Structured data can come from sources inside or outside a company, from utilities, government agencies and GPS-enabled devices to radio-frequency identification chips (RFIDs), site search and website clicks. These are primarily structured data sources.

Unstructured data comes from from videos, audio files (for example, telephone conversations, audio recordings of presentations), images, texts, tweets, Facebook posts and more.

One of the most powerful aspects of big data is its ability to accomplish the equivalent of comparing apples and oranges without having to normalize them as fruit across datasets.

Real-time. Ideally, some online transfers should take place almost instantaneously. If someone just used your credit card illegally, you hope your bank discovers that immediately, not at the end of the month. The speed at which you can distill useful information from your data and execute a decision confers agility. An agile business has the advantage of being able to respond immediately, in real-time, as opportunities present themselves. Big data technology makes this possible.

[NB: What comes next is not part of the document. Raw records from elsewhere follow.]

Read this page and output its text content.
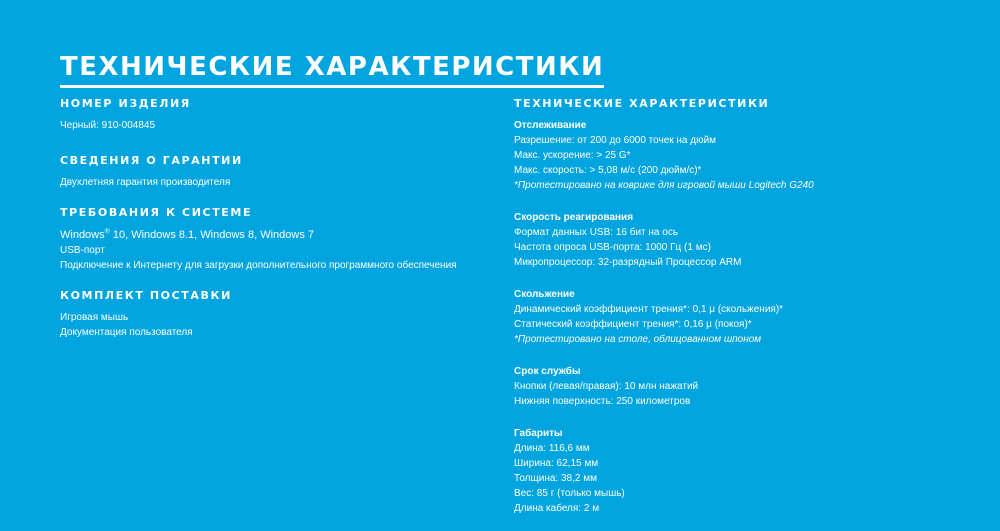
ТЕХНИЧЕСКИЕ ХАРАКТЕРИСТИКИ
НОМЕР ИЗДЕЛИЯ
Черный: 910-004845
СВЕДЕНИЯ О ГАРАНТИИ
Двухлетняя гарантия производителя
ТРЕБОВАНИЯ К СИСТЕМЕ
Windows® 10, Windows 8.1, Windows 8, Windows 7
USB-порт
Подключение к Интернету для загрузки дополнительного программного обеспечения
КОМПЛЕКТ ПОСТАВКИ
Игровая мышь
Документация пользователя
ТЕХНИЧЕСКИЕ ХАРАКТЕРИСТИКИ
Отслеживание
Разрешение: от 200 до 6000 точек на дюйм
Макс. ускорение: > 25 G*
Макс. скорость: > 5,08 м/с (200 дюйм/с)*
*Протестировано на коврике для игровой мыши Logitech G240
Скорость реагирования
Формат данных USB: 16 бит на ось
Частота опроса USB-порта: 1000 Гц (1 мс)
Микропроцессор: 32-разрядный Процессор ARM
Скольжение
Динамический коэффициент трения*: 0,1 μ (скольжения)*
Статический коэффициент трения*: 0,16 μ (покоя)*
*Протестировано на столе, облицованном шпоном
Срок службы
Кнопки (левая/правая): 10 млн нажатий
Нижняя поверхность: 250 километров
Габариты
Длина: 116,6 мм
Ширина: 62,15 мм
Толщина: 38,2 мм
Вес: 85 г (только мышь)
Длина кабеля: 2 м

big data is big unstructured realtime

IBM, a leader in creating and providing big data technology, defines big as Volume, unstructured as Varied and Velocity as the speed at which the technology can stream data into the business so the business can use the data immediately. These are great definitions; they are just aimed at a more technologically-literate audience. Business people do not use this language, so we substitute these with more intuitive terms.

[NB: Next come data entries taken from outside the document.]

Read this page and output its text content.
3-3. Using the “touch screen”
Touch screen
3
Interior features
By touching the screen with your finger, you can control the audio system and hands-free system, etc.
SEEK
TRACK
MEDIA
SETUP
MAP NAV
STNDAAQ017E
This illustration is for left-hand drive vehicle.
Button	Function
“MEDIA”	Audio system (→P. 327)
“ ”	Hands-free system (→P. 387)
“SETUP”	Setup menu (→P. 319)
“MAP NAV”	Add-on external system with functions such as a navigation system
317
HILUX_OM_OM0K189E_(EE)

IBM includes Veracity—the accuracy of the data—as an important big data quality. While this is a critical concern, from our point of view, accuracy is an inherent problem associated with all data, not a distinguishing feature of big data.

“Big Data is really about new uses and new insights, not so much the data itself,” says Rod A. Smith, an IBM technical fellow and VP for emerging internet technologies.

Businesses require the technical expertise of data scientists to extract, manage and refine information from data sources. Technical considerations usually fall outside our purview.

We care about how business people make sense of the information big data generates and how you can apply big data information to your business decisions.